Итак, мы возвращаемся к нашему примеру с матерью, кормящей свое дитя: для маленького ребенка мать играет роль «кормящего» или «того, кто дает», в то время как сам малыш исполняет роль «кормящегося» или «того, кто берет». Роли, связанные с кормлением, скорее всего интернализуются с положительным аффективным окрашиванием, хотя негативный опыт, полученный ребенком во время кормления (захлебнулся молочком), может привести к их интернализации с негативным аффектом.
Другие возможные роли, к примеру, «отшлепанного» и парная ей роль «шлепающего», связаны с отрицательными чувствами, такими как отчаяние, ярость и боль.
Как и в случае интроекции, эти более сложные и богатые идентификации имеют тенденцию оставаться соединенными с другими в подобном аффективном статусе. Скажем, диады «кормящий — кормящийся», «целующий — целуемый», «дарующий уют — принимающий уют» связываются вместе в мозгу, объединяя в целое отношение к идеализированному «я» — образу (кормящийся, целуемый, принимающий уют) и «другой» — образу (кормящий, целующий, дарующий). Отношения к объектам, связанные с негативными чувствами, также остаются объединенными.

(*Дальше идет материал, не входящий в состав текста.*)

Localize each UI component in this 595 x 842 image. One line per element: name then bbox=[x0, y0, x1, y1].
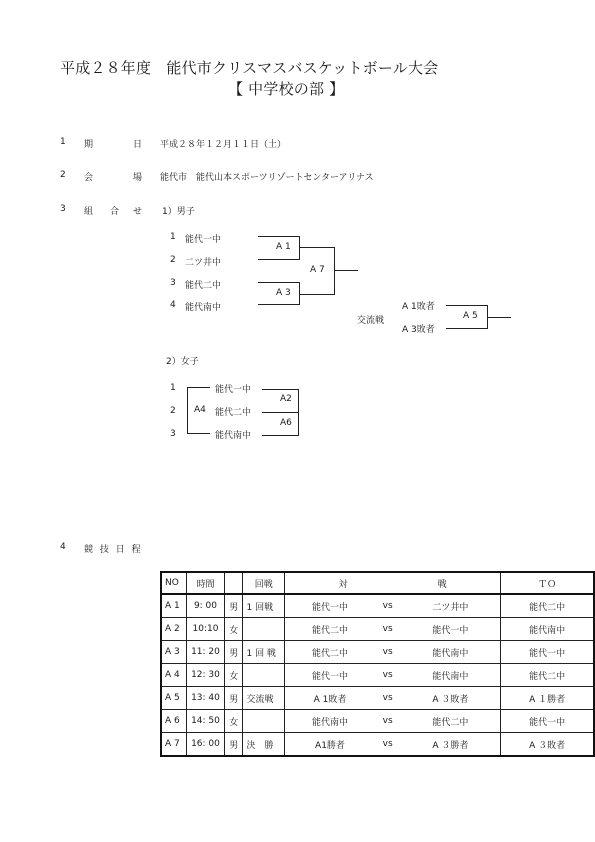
cell-round bbox=[243, 618, 285, 641]
girls-team-name: 能代二中 bbox=[215, 405, 251, 418]
cell-round: 交流戦 bbox=[243, 687, 285, 710]
section-3-label-char: せ bbox=[133, 204, 142, 217]
boys-team-name: 二ツ井中 bbox=[185, 255, 221, 268]
team1: 能代二中 bbox=[295, 646, 365, 659]
bracket-line bbox=[298, 389, 299, 436]
cell-time: 13: 40 bbox=[186, 687, 224, 710]
bracket-line bbox=[334, 247, 335, 295]
cell-time: 12: 30 bbox=[186, 664, 224, 687]
cell-round bbox=[243, 710, 285, 733]
bracket-line bbox=[299, 236, 300, 260]
boys-team-name: 能代南中 bbox=[185, 300, 221, 313]
vs-label: vs bbox=[373, 601, 403, 611]
table-header-row: NO 時間 回戦 対 戦 ＴＯ bbox=[161, 572, 594, 594]
game-label-a4: A4 bbox=[194, 405, 206, 415]
section-1-label-char: 期 bbox=[84, 137, 93, 150]
bracket-line bbox=[446, 328, 488, 329]
cell-sex: 男 bbox=[225, 733, 243, 757]
team2: 二ツ井中 bbox=[410, 600, 490, 613]
cell-no: A 4 bbox=[161, 664, 186, 687]
table-row: A 5 13: 40 男 交流戦 A 1敗者vsA ３敗者 A １勝者 bbox=[161, 687, 594, 710]
header-match-right: 戦 bbox=[438, 577, 447, 590]
cell-no: A 7 bbox=[161, 733, 186, 757]
girls-team-number: 1 bbox=[170, 383, 176, 393]
vs-label: vs bbox=[373, 647, 403, 657]
section-4-label: 競 技 日 程 bbox=[84, 542, 143, 555]
bracket-line bbox=[334, 270, 358, 271]
cell-no: A 3 bbox=[161, 641, 186, 664]
table-row: A 1 9: 00 男 1 回戦 能代一中vs二ツ井中 能代二中 bbox=[161, 594, 594, 618]
game-label-a2: A2 bbox=[280, 394, 292, 404]
boys-bracket-heading: 1）男子 bbox=[162, 204, 195, 217]
game-label-a6: A6 bbox=[280, 418, 292, 428]
cell-to: A ３敗者 bbox=[501, 733, 594, 757]
header-match-left: 対 bbox=[339, 577, 348, 590]
section-3-label-char: 組 bbox=[84, 204, 93, 217]
bracket-line bbox=[258, 304, 300, 305]
section-2-number: 2 bbox=[60, 170, 66, 180]
document-title: 平成２８年度 能代市クリスマスバスケットボール大会 bbox=[60, 57, 438, 78]
girls-bracket-heading: 2）女子 bbox=[166, 354, 199, 367]
event-venue: 能代市 能代山本スポーツリゾートセンターアリナス bbox=[160, 170, 374, 183]
cell-no: A 2 bbox=[161, 618, 186, 641]
bracket-line bbox=[262, 435, 299, 436]
vs-label: vs bbox=[373, 716, 403, 726]
cell-to: 能代二中 bbox=[501, 594, 594, 618]
cell-sex: 女 bbox=[225, 710, 243, 733]
cell-match: 能代南中vs能代二中 bbox=[284, 710, 500, 733]
boys-team-number: 1 bbox=[170, 232, 176, 242]
team1: 能代南中 bbox=[295, 715, 365, 728]
section-4-number: 4 bbox=[60, 542, 66, 552]
bracket-line bbox=[262, 389, 299, 390]
table-row: A 7 16: 00 男 決 勝 A1勝者vsA ３勝者 A ３敗者 bbox=[161, 733, 594, 757]
cell-match: A1勝者vsA ３勝者 bbox=[284, 733, 500, 757]
table-row: A 6 14: 50 女 能代南中vs能代二中 能代一中 bbox=[161, 710, 594, 733]
team1: 能代二中 bbox=[295, 623, 365, 636]
team1: 能代一中 bbox=[295, 669, 365, 682]
cell-sex: 男 bbox=[225, 594, 243, 618]
bracket-line bbox=[446, 305, 488, 306]
cell-match: A 1敗者vsA ３敗者 bbox=[284, 687, 500, 710]
section-2-label-char: 会 bbox=[84, 170, 93, 183]
cell-match: 能代一中vs二ツ井中 bbox=[284, 594, 500, 618]
event-date: 平成２８年１２月１１日（土） bbox=[160, 137, 286, 150]
cell-time: 14: 50 bbox=[186, 710, 224, 733]
girls-team-number: 2 bbox=[170, 406, 176, 416]
cell-to: 能代一中 bbox=[501, 710, 594, 733]
team1: A 1敗者 bbox=[295, 692, 365, 705]
team2: A ３敗者 bbox=[410, 692, 490, 705]
bracket-line bbox=[187, 387, 188, 434]
exchange-game-label: 交流戦 bbox=[357, 313, 384, 326]
team2: 能代二中 bbox=[410, 715, 490, 728]
cell-to: A １勝者 bbox=[501, 687, 594, 710]
team2: 能代南中 bbox=[410, 646, 490, 659]
header-to: ＴＯ bbox=[501, 572, 594, 594]
team2: A ３勝者 bbox=[410, 738, 490, 751]
cell-time: 10:10 bbox=[186, 618, 224, 641]
cell-round bbox=[243, 664, 285, 687]
header-round: 回戦 bbox=[243, 572, 285, 594]
bracket-line bbox=[187, 433, 210, 434]
cell-match: 能代二中vs能代一中 bbox=[284, 618, 500, 641]
bracket-line bbox=[258, 259, 300, 260]
team1: 能代一中 bbox=[295, 600, 365, 613]
bracket-line bbox=[299, 247, 335, 248]
table-row: A 3 11: 20 男 1 回 戦 能代二中vs能代南中 能代一中 bbox=[161, 641, 594, 664]
section-3-label-char: 合 bbox=[110, 204, 119, 217]
header-match: 対 戦 bbox=[284, 572, 500, 594]
cell-no: A 1 bbox=[161, 594, 186, 618]
cell-round: 1 回戦 bbox=[243, 594, 285, 618]
section-2-label-char: 場 bbox=[133, 170, 142, 183]
section-1-label-char: 日 bbox=[133, 137, 142, 150]
cell-round: 1 回 戦 bbox=[243, 641, 285, 664]
document-subtitle: 【 中学校の部 】 bbox=[228, 78, 344, 99]
cell-no: A 6 bbox=[161, 710, 186, 733]
game-label-a5: A 5 bbox=[463, 311, 478, 321]
table-row: A 4 12: 30 女 能代一中vs能代南中 能代二中 bbox=[161, 664, 594, 687]
cell-to: 能代二中 bbox=[501, 664, 594, 687]
cell-round: 決 勝 bbox=[243, 733, 285, 757]
schedule-table: NO 時間 回戦 対 戦 ＴＯ A 1 9: 00 男 1 回戦 能代一中vs二… bbox=[160, 571, 595, 757]
cell-sex: 男 bbox=[225, 687, 243, 710]
exchange-bottom-slot: A 3敗者 bbox=[402, 322, 435, 335]
team2: 能代南中 bbox=[410, 669, 490, 682]
section-1-number: 1 bbox=[60, 137, 66, 147]
cell-time: 16: 00 bbox=[186, 733, 224, 757]
exchange-top-slot: A 1敗者 bbox=[402, 299, 435, 312]
cell-match: 能代二中vs能代南中 bbox=[284, 641, 500, 664]
game-label-a3: A 3 bbox=[276, 288, 291, 298]
vs-label: vs bbox=[373, 693, 403, 703]
cell-no: A 5 bbox=[161, 687, 186, 710]
cell-match: 能代一中vs能代南中 bbox=[284, 664, 500, 687]
bracket-line bbox=[262, 412, 299, 413]
vs-label: vs bbox=[373, 624, 403, 634]
bracket-line bbox=[258, 282, 300, 283]
header-no: NO bbox=[161, 572, 186, 594]
cell-sex: 女 bbox=[225, 664, 243, 687]
header-time: 時間 bbox=[186, 572, 224, 594]
girls-team-number: 3 bbox=[170, 429, 176, 439]
table-row: A 2 10:10 女 能代二中vs能代一中 能代南中 bbox=[161, 618, 594, 641]
team2: 能代一中 bbox=[410, 623, 490, 636]
game-label-a7: A 7 bbox=[310, 265, 325, 275]
boys-team-number: 4 bbox=[170, 300, 176, 310]
bracket-line bbox=[187, 387, 210, 388]
team1: A1勝者 bbox=[295, 738, 365, 751]
bracket-line bbox=[487, 317, 511, 318]
vs-label: vs bbox=[373, 670, 403, 680]
header-sex bbox=[225, 572, 243, 594]
cell-sex: 女 bbox=[225, 618, 243, 641]
girls-team-name: 能代南中 bbox=[215, 428, 251, 441]
cell-time: 11: 20 bbox=[186, 641, 224, 664]
cell-time: 9: 00 bbox=[186, 594, 224, 618]
vs-label: vs bbox=[373, 739, 403, 749]
cell-to: 能代南中 bbox=[501, 618, 594, 641]
boys-team-number: 3 bbox=[170, 278, 176, 288]
boys-team-name: 能代一中 bbox=[185, 232, 221, 245]
game-label-a1: A 1 bbox=[276, 242, 291, 252]
girls-team-name: 能代一中 bbox=[215, 382, 251, 395]
cell-sex: 男 bbox=[225, 641, 243, 664]
boys-team-number: 2 bbox=[170, 255, 176, 265]
boys-team-name: 能代二中 bbox=[185, 278, 221, 291]
cell-to: 能代一中 bbox=[501, 641, 594, 664]
bracket-line bbox=[258, 236, 300, 237]
section-3-number: 3 bbox=[60, 204, 66, 214]
bracket-line bbox=[299, 294, 335, 295]
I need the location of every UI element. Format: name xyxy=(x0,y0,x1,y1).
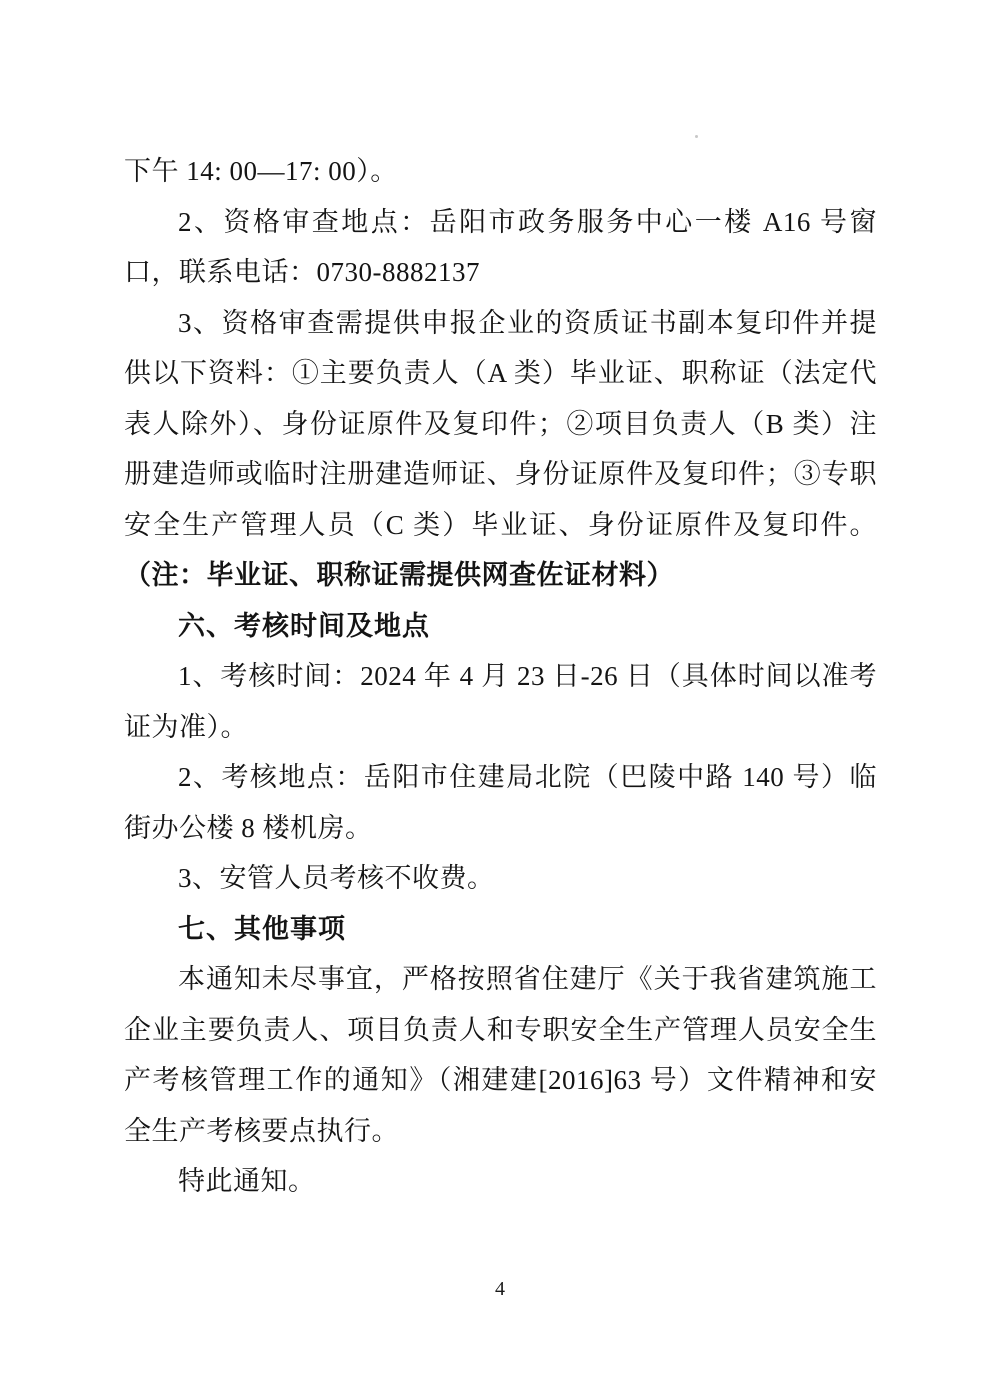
paragraph-review-location: 2、资格审查地点：岳阳市政务服务中心一楼 A16 号窗口，联系电话：0730-8… xyxy=(124,197,877,298)
heading-section-seven: 七、其他事项 xyxy=(124,904,877,955)
heading-section-six: 六、考核时间及地点 xyxy=(124,601,877,652)
review-materials-note: （注：毕业证、职称证需提供网查佐证材料） xyxy=(124,560,674,590)
paragraph-other-matters: 本通知未尽事宜，严格按照省住建厅《关于我省建筑施工企业主要负责人、项目负责人和专… xyxy=(124,954,877,1156)
document-page: 下午 14: 00—17: 00）。 2、资格审查地点：岳阳市政务服务中心一楼 … xyxy=(0,0,1000,1383)
review-materials-text: 3、资格审查需提供申报企业的资质证书副本复印件并提供以下资料：①主要负责人（A … xyxy=(124,308,877,540)
paragraph-exam-time: 1、考核时间：2024 年 4 月 23 日-26 日（具体时间以准考证为准）。 xyxy=(124,651,877,752)
scan-speck xyxy=(231,1024,234,1027)
paragraph-exam-fee: 3、安管人员考核不收费。 xyxy=(124,853,877,904)
paragraph-review-materials: 3、资格审查需提供申报企业的资质证书副本复印件并提供以下资料：①主要负责人（A … xyxy=(124,298,877,601)
paragraph-time-continuation: 下午 14: 00—17: 00）。 xyxy=(124,146,877,197)
document-body: 下午 14: 00—17: 00）。 2、资格审查地点：岳阳市政务服务中心一楼 … xyxy=(124,146,877,1207)
scan-speck xyxy=(695,135,698,138)
paragraph-exam-location: 2、考核地点：岳阳市住建局北院（巴陵中路 140 号）临街办公楼 8 楼机房。 xyxy=(124,752,877,853)
paragraph-closing: 特此通知。 xyxy=(124,1156,877,1207)
page-number: 4 xyxy=(0,1278,1000,1301)
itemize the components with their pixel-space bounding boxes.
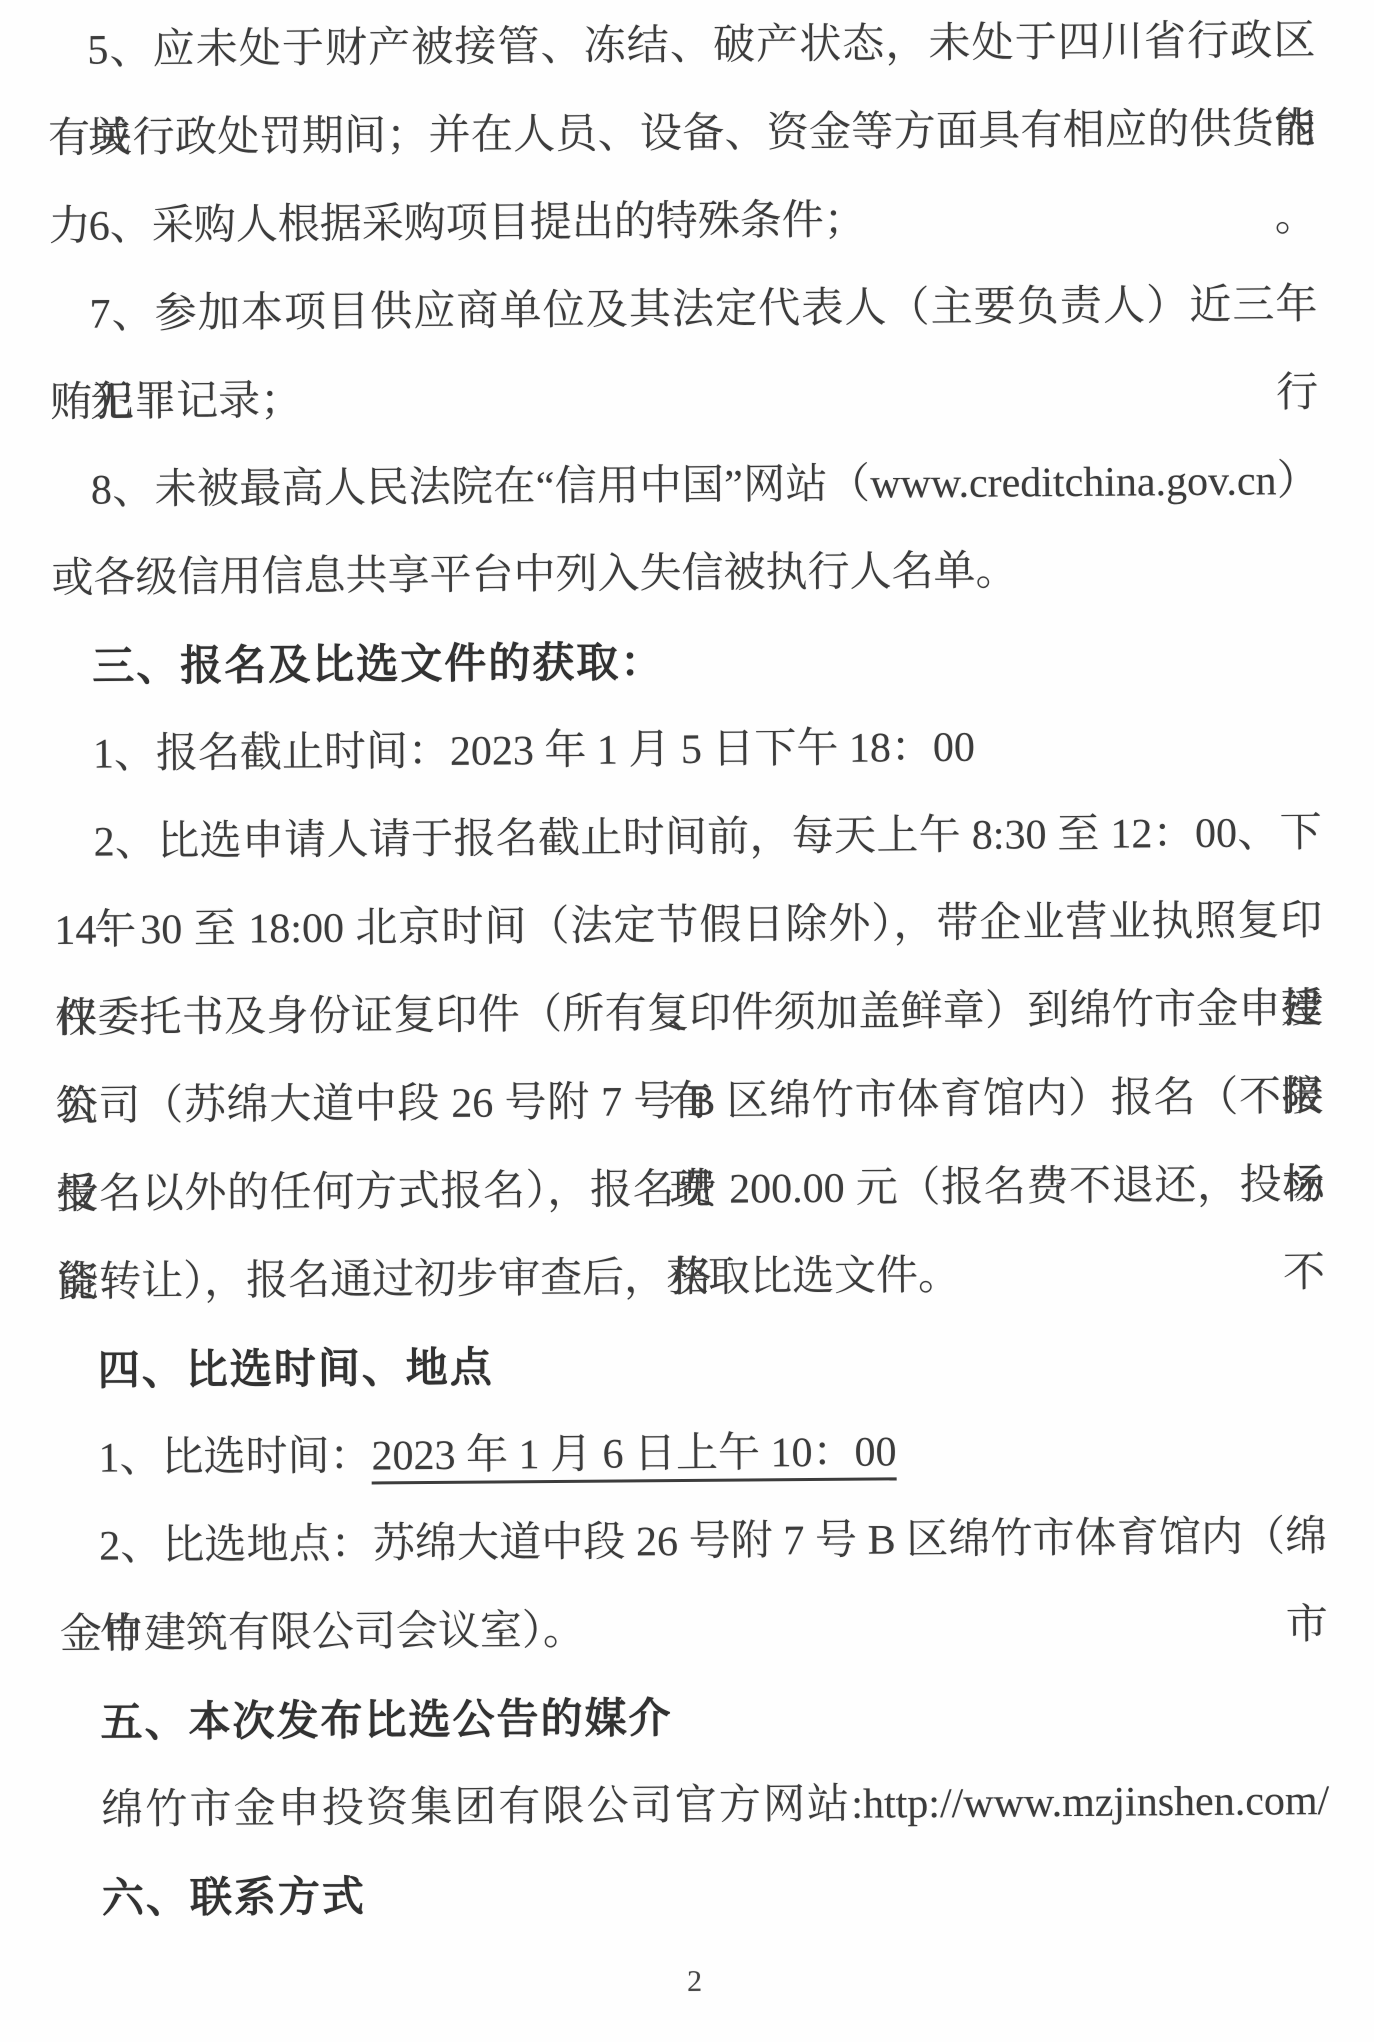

Морено всегда интересовали роли, которые он определял как
«…актуальные и вполне реальные формы, которые принимает «я». Таким образом, мы определяем роль как функционирующую форму, которую личность принимает в конкретный момент, когда она реагирует на специфическую ситуацию, в которую вовлечены другие личности или объекты. Символическое представление этой функционирующей формы, воспринимаемой другими, называется ролью. Форма создается прошлым опытом и культурными паттернами того общества, в котором человек живет… Каждая роль — это слияние личных и коллективных элементов. Каждая роль имеет две стороны — личную и коллективную».
(Moreno, 1961, в Fox 1987:62)
Итак, Морено добавляет к личностному и развивающему (в смысле социально определенному) аспектам «роли», которые были описаны Кернбергом, еще один элемент: взгляд общества на роль — скажем, на роль «матери» или «врача» — взгляд, который содержит исторический, культурный и политический элементы. Именно это в свое время приводит к созданию у ребенка или у взрослого в высшей степени сложных внутренних ролей, которые объединяют личное и частное с общественным.
В каждый момент времени существует степень слияния объектов (и связанных с ними ролей). Если в данную минуту рассмотреть лишь отношения ребенка с матерью, то можно увидеть четыре возможных интегрированных внутренних объекта. Это внутренние «хороший» и «плохой» Я-объекты и соответствующие внутренние «хороший» и «плохой» «другой» — объекты. Необходимо подчеркнуть, что все они являются частью внутреннего мира ребенка, аспектами его развивающейся психики. Если вновь обратиться к нашим схематическим рисункам, внутренний мир идентификаций можно изобразить в виде схемы, представленной на рис.5.1.
Эти идентификации объединяют различные объекты и роли аффективной окрашенностью. Тем не менее, очевидно, что психика интегрирует также роли, обладающие другими качествами, например «признаки мужчины» или «черты, присущие матери». Окончательные ассоциации ролей теоретически связаны с концепциями «ролевых кластеров», описанных в психодраме.
Супер—Эго, в соответствии с психоаналитической теорией, развивается в более поздний период жизни ребенка. Его также можно рассматривать как ролевой кластер, который является соединением следов памяти об объектных отношениях, связанных с внешними запретами родителей и, позже, общества.